After setting us up for the long awaited Clone Wars, director George Lucas gives us another case of blue ball by starting with its conclusion. It's as though the guy lives off the energy of disappointing his fans, like an evil overlord from the mythical land of Twat. To cut a long story short, this is the one in which the previously bland Anakin will turn into the legendary villain Darth Vader. So essentially what you've got is the massive helmet from the prequels putting on the iconic one from the originals. We'll also finally find out here the identity of the hooded figure that's been manipulating the Clone Wars and that'll probably turn into the evil Emperor Palpatine. Could it be Jar Jar? Or maybe Padme? Or perhaps even that sweet old man, Chancellor Palpatine? So much tension, so much to uncover! I should point out that when growing up, I was basically everything the previous Star Wars fans hated simply because the prequels were aimed at my younger self. As a result, I loved these movies with even more aggressive passion than my dog has for sniffing arses. Still, I started hearing bad things and so despite my original enthusiasm I started to avoid these movies as successfully as I do my estranged family. Unlike my family however I've recently decided to revisit these movies to see who's right... my memory or their reputation.  

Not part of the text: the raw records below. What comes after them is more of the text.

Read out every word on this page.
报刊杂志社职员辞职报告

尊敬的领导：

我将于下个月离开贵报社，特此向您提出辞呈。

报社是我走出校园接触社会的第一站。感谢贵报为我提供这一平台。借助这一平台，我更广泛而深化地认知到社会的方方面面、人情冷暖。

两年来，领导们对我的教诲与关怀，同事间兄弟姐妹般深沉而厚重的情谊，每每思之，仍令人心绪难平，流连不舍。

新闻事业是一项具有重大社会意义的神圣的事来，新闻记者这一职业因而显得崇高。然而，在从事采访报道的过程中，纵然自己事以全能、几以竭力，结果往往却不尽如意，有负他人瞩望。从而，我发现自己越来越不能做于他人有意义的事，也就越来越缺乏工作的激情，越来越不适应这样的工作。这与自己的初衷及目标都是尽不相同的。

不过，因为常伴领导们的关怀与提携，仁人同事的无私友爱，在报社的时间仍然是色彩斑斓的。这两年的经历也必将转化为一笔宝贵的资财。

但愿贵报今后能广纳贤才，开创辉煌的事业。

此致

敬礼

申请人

So far, it's been a bit like swimming through a nostalgic lake of shit in that I can't forget how much I loved the first two but nor can I deny how bloody awful they actually are. Like that first bite of a surprisingly tasty salad after a week of pissing food from my anus, I have to admit that it's nice to finally enjoy something. I might not have been expecting much with Revenge Of The Sith but despite my now increased sense of cynical apprehension, and against my better judgement, I actually found myself enjoying it. Sure it still has most of the same problems from the previous two films with the poor actors having to deliver lines that sound as though they were written by a simple toddler on an 'off day'. At first I thought Ewan McGregor was playing Obi-Wan as though he'd had a stroke before realising that the real problem was Lucas's inability to grasp the structure of any humanoid speech pattern. We also still have his obsession with now-dated CGI sets and creatures too, so that now we're ten years on, it kind of looks like this prequel trilogy took place in the fucking MineCraft Universe.  

But it seems Lucas is not above taking at least some constructive criticism from what must have been a particularly large mob of pissed off geeks at this point. I imagine them all outside of his window with pitchforks, burning dolls of the little boy from The Phantom Menace, chanting that he'd ruined their childhood whilst actor Jake Lloyd absorbed their anger like the fucking Hulk. In the first film, everybody shat out exposition whilst sitting down. In Attack Of The Clones they did it whilst standing up, and here we have them walking in circles as the camera rotates around them! It's like he's using a multi-billion dollar franchise and the crushed dreams of middle-aged nerds to slowly learn how to become a real filmmaker! The funny thing is that this film does have some quite impressive camera manoeuvres and tracking shots, but whenever they're used you sort of just wonder which proper filmmaker he'd gotten in to direct this shot instead. In the case of at least one scene, the answer is Steven Spielberg. If you're interested, it's the bit where Ewan McGregor rides a giant lizard whilst wondering what the fuck was the point in the those acting lessons he once took.  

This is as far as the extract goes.